Prier avec frère Laurent de la Résurrection

 Frère Laurent de la Résurrection

      16 laurentFrère Laurent de la Résurrection. Il est né en 1614 en Lorraine. Après une brève carrière militaire, il s’engage à 26 ans comme frère convers chez les Carmes Déchaux de la rue Vaugirard à Paris. Pendant 15 ans il sera le frère cuisinier de la communauté, puis le frère savetier. Des emplois humbles qui n’empêchent pas un grand rayonnement. A tous il propose de vivre en présence de Dieu, à nous aussi !

      Choisir la voie du Carmel, c’est entendre avec force cette phrase du prophète Elie : «Il est vivant le Seigneur devant qui je me tiens» (Livre des Rois 17). Frère Laurent l’a faite sienne :

      “Regarder toujours Dieu et sa gloire en tout ce que nous faisons, ce que nous disons et entreprenons. Que la fin que nous prétendons soit d’être les plus parfaits adorateurs de Dieu. (Maxime n°2)

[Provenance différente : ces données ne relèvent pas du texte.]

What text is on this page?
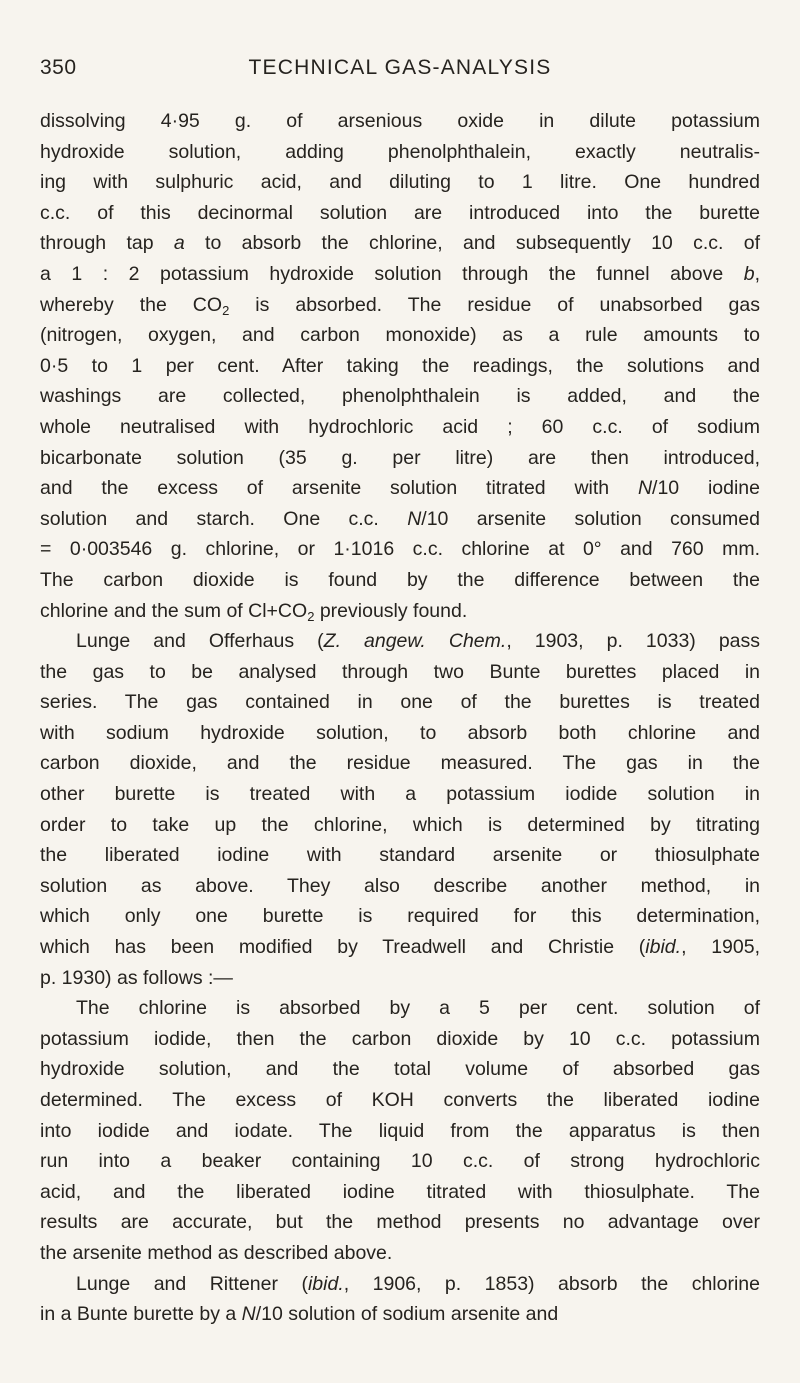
350	TECHNICAL GAS-ANALYSIS

dissolving 4·95 g. of arsenious oxide in dilute potassium
hydroxide solution, adding phenolphthalein, exactly neutralis-
ing with sulphuric acid, and diluting to 1 litre. One hundred
c.c. of this decinormal solution are introduced into the burette
through tap a to absorb the chlorine, and subsequently 10 c.c. of
a 1 : 2 potassium hydroxide solution through the funnel above b,
whereby the $CO_2$ is absorbed. The residue of unabsorbed gas
(nitrogen, oxygen, and carbon monoxide) as a rule amounts to
0·5 to 1 per cent. After taking the readings, the solutions and
washings are collected, phenolphthalein is added, and the
whole neutralised with hydrochloric acid ; 60 c.c. of sodium
bicarbonate solution (35 g. per litre) are then introduced,
and the excess of arsenite solution titrated with N/10 iodine
solution and starch. One c.c. N/10 arsenite solution consumed
= 0·003546 g. chlorine, or 1·1016 c.c. chlorine at 0° and 760 mm.
The carbon dioxide is found by the difference between the
chlorine and the sum of $Cl+CO_2$ previously found.

Lunge and Offerhaus (Z. angew. Chem., 1903, p. 1033) pass
the gas to be analysed through two Bunte burettes placed in
series. The gas contained in one of the burettes is treated
with sodium hydroxide solution, to absorb both chlorine and
carbon dioxide, and the residue measured. The gas in the
other burette is treated with a potassium iodide solution in
order to take up the chlorine, which is determined by titrating
the liberated iodine with standard arsenite or thiosulphate
solution as above. They also describe another method, in
which only one burette is required for this determination,
which has been modified by Treadwell and Christie (ibid., 1905,
p. 1930) as follows :—

The chlorine is absorbed by a 5 per cent. solution of
potassium iodide, then the carbon dioxide by 10 c.c. potassium
hydroxide solution, and the total volume of absorbed gas
determined. The excess of KOH converts the liberated iodine
into iodide and iodate. The liquid from the apparatus is then
run into a beaker containing 10 c.c. of strong hydrochloric
acid, and the liberated iodine titrated with thiosulphate. The
results are accurate, but the method presents no advantage over
the arsenite method as described above.

Lunge and Rittener (ibid., 1906, p. 1853) absorb the chlorine
in a Bunte burette by a N/10 solution of sodium arsenite and
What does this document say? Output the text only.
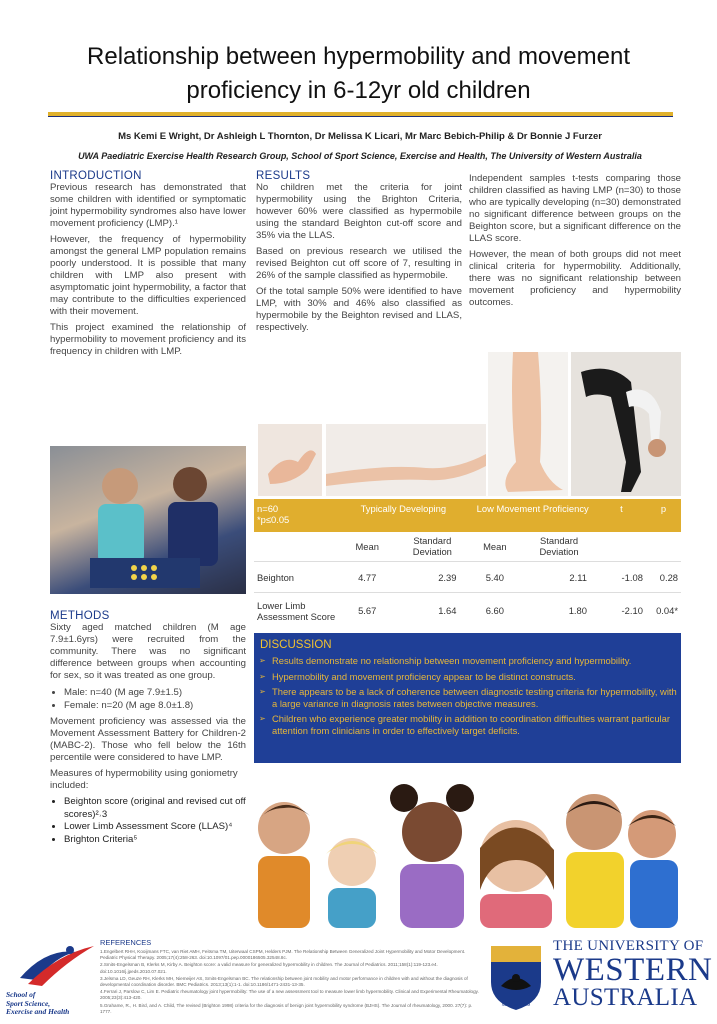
Relationship between hypermobility and movement
proficiency in 6-12yr old children
Ms Kemi E Wright, Dr Ashleigh L Thornton, Dr Melissa K Licari, Mr Marc Bebich-Philip & Dr Bonnie J Furzer
UWA Paediatric Exercise Health Research Group, School of Sport Science, Exercise and Health, The University of Western Australia
INTRODUCTION

Previous research has demonstrated that some children with identified or symptomatic joint hypermobility syndromes also have lower movement proficiency (LMP).¹

However, the frequency of hypermobility amongst the general LMP population remains poorly understood. It is possible that many children with LMP also present with asymptomatic joint hypermobility, a factor that may contribute to the difficulties experienced with their movement.

This project examined the relationship of hypermobility to movement proficiency and its frequency in children with LMP.

METHODS

Sixty aged matched children (M age 7.9±1.6yrs) were recruited from the community. There was no significant difference between groups when accounting for sex, so it was treated as one group.

• Male: n=40 (M age 7.9±1.5)
• Female: n=20 (M age 8.0±1.8)

Movement proficiency was assessed via the Movement Assessment Battery for Children-2 (MABC-2). Those who fell below the 16th percentile were considered to have LMP.

Measures of hypermobility using goniometry included:

• Beighton score (original and revised cut off scores)²˒3
• Lower Limb Assessment Score (LLAS)⁴
• Brighton Criteria⁵
RESULTS

No children met the criteria for joint hypermobility using the Brighton Criteria, however 60% were classified as hypermobile using the standard Beighton cut-off score and 35% via the LLAS.

Based on previous research we utilised the revised Beighton cut off score of 7, resulting in 26% of the sample classified as hypermobile.

Of the total sample 50% were identified to have LMP, with 30% and 46% also classified as hypermobile by the Beighton revised and LLAS, respectively.

Independent samples t-tests comparing those children classified as having LMP (n=30) to those who are typically developing (n=30) demonstrated no significant difference between groups on the Beighton score, but a significant difference on the LLAS score.

However, the mean of both groups did not meet clinical criteria for hypermobility. Additionally, there was no significant relationship between movement proficiency and hypermobility outcomes.

n=60
*p≤0.05	Typically Developing		Low Movement Proficiency		t	p
	Mean	Standard Deviation	Mean	Standard Deviation		
Beighton	4.77	2.39	5.40	2.11	-1.08	0.28
Lower Limb Assessment Score	5.67	1.64	6.60	1.80	-2.10	0.04*
DISCUSSION
➢ Results demonstrate no relationship between movement proficiency and hypermobility.
➢ Hypermobility and movement proficiency appear to be distinct constructs.
➢ There appears to be a lack of coherence between diagnostic testing criteria for hypermobility, with a large variance in diagnosis rates between objective measures.
➢ Children who experience greater mobility in addition to coordination difficulties warrant particular attention from clinicians in order to effectively target deficits.
REFERENCES
1.Engelbert RHH, Kooijmans FTC, van Riet AMH, Feitsma TM, Uiterwaal CSPM, Helders PJM. The Relationship Between Generalized Joint Hypermobility and Motor Development. Pediatric Physical Therapy. 2005;17(4):258-263. doi:10.1097/01.pep.0000186505.32548.8c.
2.Smits-Engelsman B, Klerks M, Kirby A. Beighton score: a valid measure for generalized hypermobility in children. The Journal of Pediatrics. 2011;158(1):119-123.e4. doi:10.1016/j.jpeds.2010.07.021.
3.Jelsma LD, Geuze RH, Klerks MH, Niemeijer AS, Smits-Engelsman BC. The relationship between joint mobility and motor performance in children with and without the diagnosis of developmental coordination disorder. BMC Pediatrics. 2013;13(1):1-1. doi:10.1186/1471-2431-13-35.
4.Ferrari J, Parslow C, Lim E. Pediatric rheumatology joint hypermobility: The use of a new assessment tool to measure lower limb hypermobility. Clinical and Experimental Rheumatology. 2005;23(3):413-420.
5.Grahame, R., H. Bird, and A. Child, The revised (Brighton 1998) criteria for the diagnosis of benign joint hypermobility syndrome (BJHS). The Journal of rheumatology, 2000. 27(7): p. 1777.
School of
Sport Science,
Exercise and Health
SEEK WISDOM
THE UNIVERSITY OF
WESTERN
AUSTRALIA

      Adorer Dieu en vérité, c’est le reconnaître pour ce qu’il est et nous reconnaître pour ce que nous sommes.” (Maxime n°13)

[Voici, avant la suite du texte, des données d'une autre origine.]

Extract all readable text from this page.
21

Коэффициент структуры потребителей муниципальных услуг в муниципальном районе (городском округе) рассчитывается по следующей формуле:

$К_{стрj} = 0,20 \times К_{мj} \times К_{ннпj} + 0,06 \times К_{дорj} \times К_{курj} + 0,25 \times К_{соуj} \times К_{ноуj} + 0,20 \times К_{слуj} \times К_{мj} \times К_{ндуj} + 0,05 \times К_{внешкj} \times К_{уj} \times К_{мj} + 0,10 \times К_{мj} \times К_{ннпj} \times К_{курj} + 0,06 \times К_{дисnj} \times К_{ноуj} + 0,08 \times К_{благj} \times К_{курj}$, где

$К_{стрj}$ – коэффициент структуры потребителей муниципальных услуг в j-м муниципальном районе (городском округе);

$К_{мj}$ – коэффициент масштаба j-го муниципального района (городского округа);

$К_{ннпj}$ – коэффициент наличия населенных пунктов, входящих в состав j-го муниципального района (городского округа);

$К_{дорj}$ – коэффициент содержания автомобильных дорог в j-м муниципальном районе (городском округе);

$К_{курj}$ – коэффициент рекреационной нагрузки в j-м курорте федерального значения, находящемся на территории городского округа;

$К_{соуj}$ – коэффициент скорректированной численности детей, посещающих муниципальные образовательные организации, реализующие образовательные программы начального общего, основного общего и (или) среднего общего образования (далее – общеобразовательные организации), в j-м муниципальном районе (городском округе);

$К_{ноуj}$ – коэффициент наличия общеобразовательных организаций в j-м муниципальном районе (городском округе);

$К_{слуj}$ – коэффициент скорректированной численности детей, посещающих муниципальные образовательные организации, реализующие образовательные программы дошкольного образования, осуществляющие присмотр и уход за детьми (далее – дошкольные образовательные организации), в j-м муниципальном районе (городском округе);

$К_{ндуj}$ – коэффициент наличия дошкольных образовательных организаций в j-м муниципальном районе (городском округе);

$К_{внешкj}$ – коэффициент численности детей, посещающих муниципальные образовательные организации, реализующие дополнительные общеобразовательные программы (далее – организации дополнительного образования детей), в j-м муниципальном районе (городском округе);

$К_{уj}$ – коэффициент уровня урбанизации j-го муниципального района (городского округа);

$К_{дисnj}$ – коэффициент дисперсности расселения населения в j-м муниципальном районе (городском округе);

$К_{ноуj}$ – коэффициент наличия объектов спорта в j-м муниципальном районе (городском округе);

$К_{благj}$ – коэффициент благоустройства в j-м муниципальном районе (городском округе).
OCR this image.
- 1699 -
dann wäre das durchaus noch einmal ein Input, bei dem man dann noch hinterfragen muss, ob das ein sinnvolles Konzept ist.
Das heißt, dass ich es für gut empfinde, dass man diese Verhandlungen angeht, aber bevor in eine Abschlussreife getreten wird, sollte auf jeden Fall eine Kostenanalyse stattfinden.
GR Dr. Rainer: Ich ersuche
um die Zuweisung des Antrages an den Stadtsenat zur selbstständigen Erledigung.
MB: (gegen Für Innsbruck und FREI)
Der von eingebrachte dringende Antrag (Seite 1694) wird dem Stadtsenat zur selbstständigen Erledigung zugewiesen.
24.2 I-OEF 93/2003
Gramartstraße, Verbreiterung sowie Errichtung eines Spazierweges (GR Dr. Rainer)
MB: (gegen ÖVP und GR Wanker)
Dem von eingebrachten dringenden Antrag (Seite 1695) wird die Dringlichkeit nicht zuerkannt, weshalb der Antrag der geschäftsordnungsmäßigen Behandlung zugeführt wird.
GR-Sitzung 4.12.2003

       Le but étant fixé, Frère Laurent nous propose une “méthode” pour “regarder toujours Dieu” et “l’adorer en vérité” :

      “La pratique la plus sainte, la plus commune et la plus nécessaire en la vie spirituelle est la présence de Dieu : c’est de se plaire et s’accoutumer en sa divine compagnie. (Maxime n°6)

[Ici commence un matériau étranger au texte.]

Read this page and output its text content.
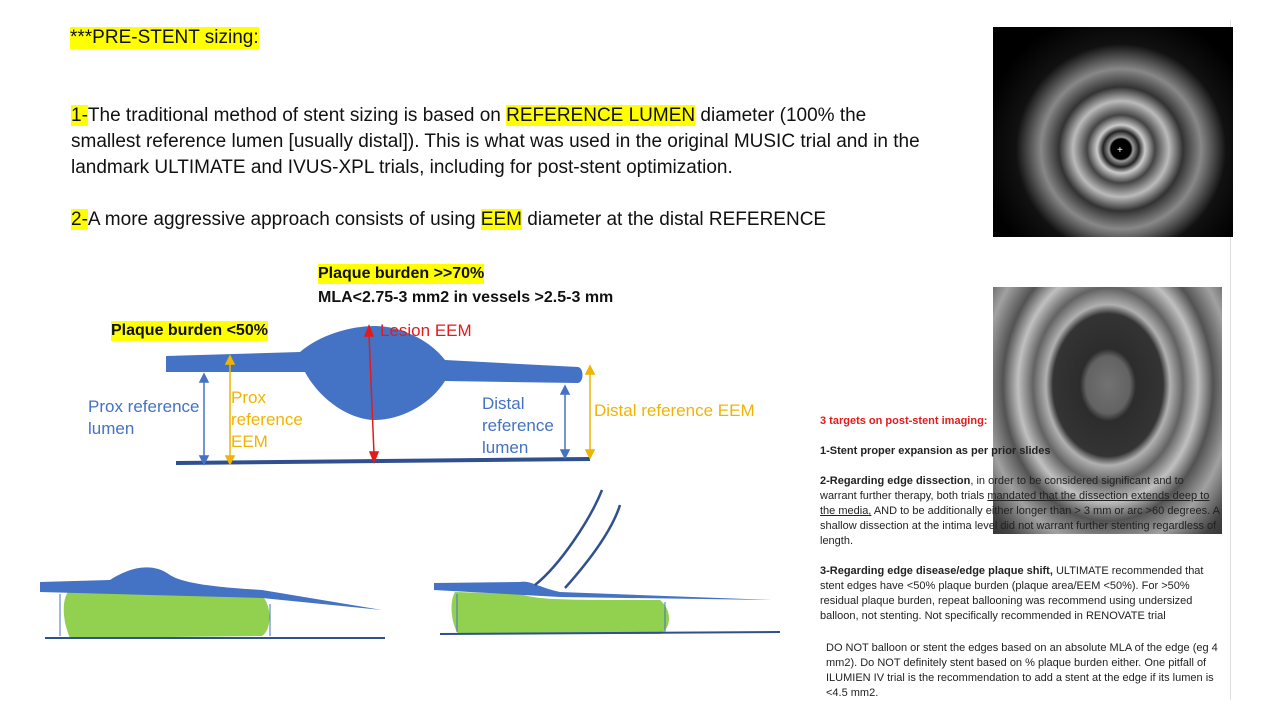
***PRE-STENT sizing:
1-The traditional method of stent sizing is based on REFERENCE LUMEN diameter (100% the smallest reference lumen [usually distal]). This is what was used in the original MUSIC trial and in the landmark ULTIMATE and IVUS-XPL trials, including for post-stent optimization.
2-A more aggressive approach consists of using EEM diameter at the distal REFERENCE
Plaque burden >>70%
MLA<2.75-3 mm2 in vessels >2.5-3 mm
Plaque burden <50%	Lesion EEM
Prox reference lumen
Prox reference EEM
Distal reference lumen
Distal reference EEM
+
3 targets on post-stent imaging:
1-Stent proper expansion as per prior slides
2-Regarding edge dissection, in order to be considered significant and to warrant further therapy, both trials mandated that the dissection extends deep to the media, AND to be additionally either longer than > 3 mm or arc >60 degrees. A shallow dissection at the intima level did not warrant further stenting regardless of length.
3-Regarding edge disease/edge plaque shift, ULTIMATE recommended that stent edges have <50% plaque burden (plaque area/EEM <50%). For >50% residual plaque burden, repeat ballooning was recommend using undersized balloon, not stenting. Not specifically recommended in RENOVATE trial
DO NOT balloon or stent the edges based on an absolute MLA of the edge (eg 4 mm2). Do NOT definitely stent based on % plaque burden either. One pitfall of ILUMIEN IV trial is the recommendation to add a stent at the edge if its lumen is <4.5 mm2.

      La présence de Dieu est une application de notre esprit à Dieu ou un souvenir de Dieu présent. (Maxime n°20)

      La présence de Dieu est donc la vie et la nourriture de l’âme, qui se peut acquérir avec la grâce du Seigneur. (Maxime n°25)

     Cette présence de Dieu est “conversation”, elle se fait avec Dieu au fond et au centre de l’âme.” (Maxime n°23)

       Pour vivre, pour “s’accoutumer” à cette présence Frère Laurent nous donne quelques moyens :

      “Le premier moyen est une grande pureté de vie (Max. n°27)

      Le second, une grande fidélité à la pratique de cette présence et au regard intérieur de Dieu en soi, qui se doit toujours faire doucement, humblement et amoureusement, sans se laisser aller à aucun trouble ou inquiétude. (Max. n°28)

      Une petite élévation du cœur suffit. Un petit souvenir de Dieu, une adoration intérieure, quoique en courant et l’épée à la main, sont des prières qui, pour courtes qu’elles soient, sont cependant très agréables à Dieu. S’accoutumer peu à peu à ce petit mais saint exercice; personne n’en voit rien, il n’est rien de plus facile que de réitérer souvent pendant la journée ces petites adorations intérieures.  (Lettre n°6)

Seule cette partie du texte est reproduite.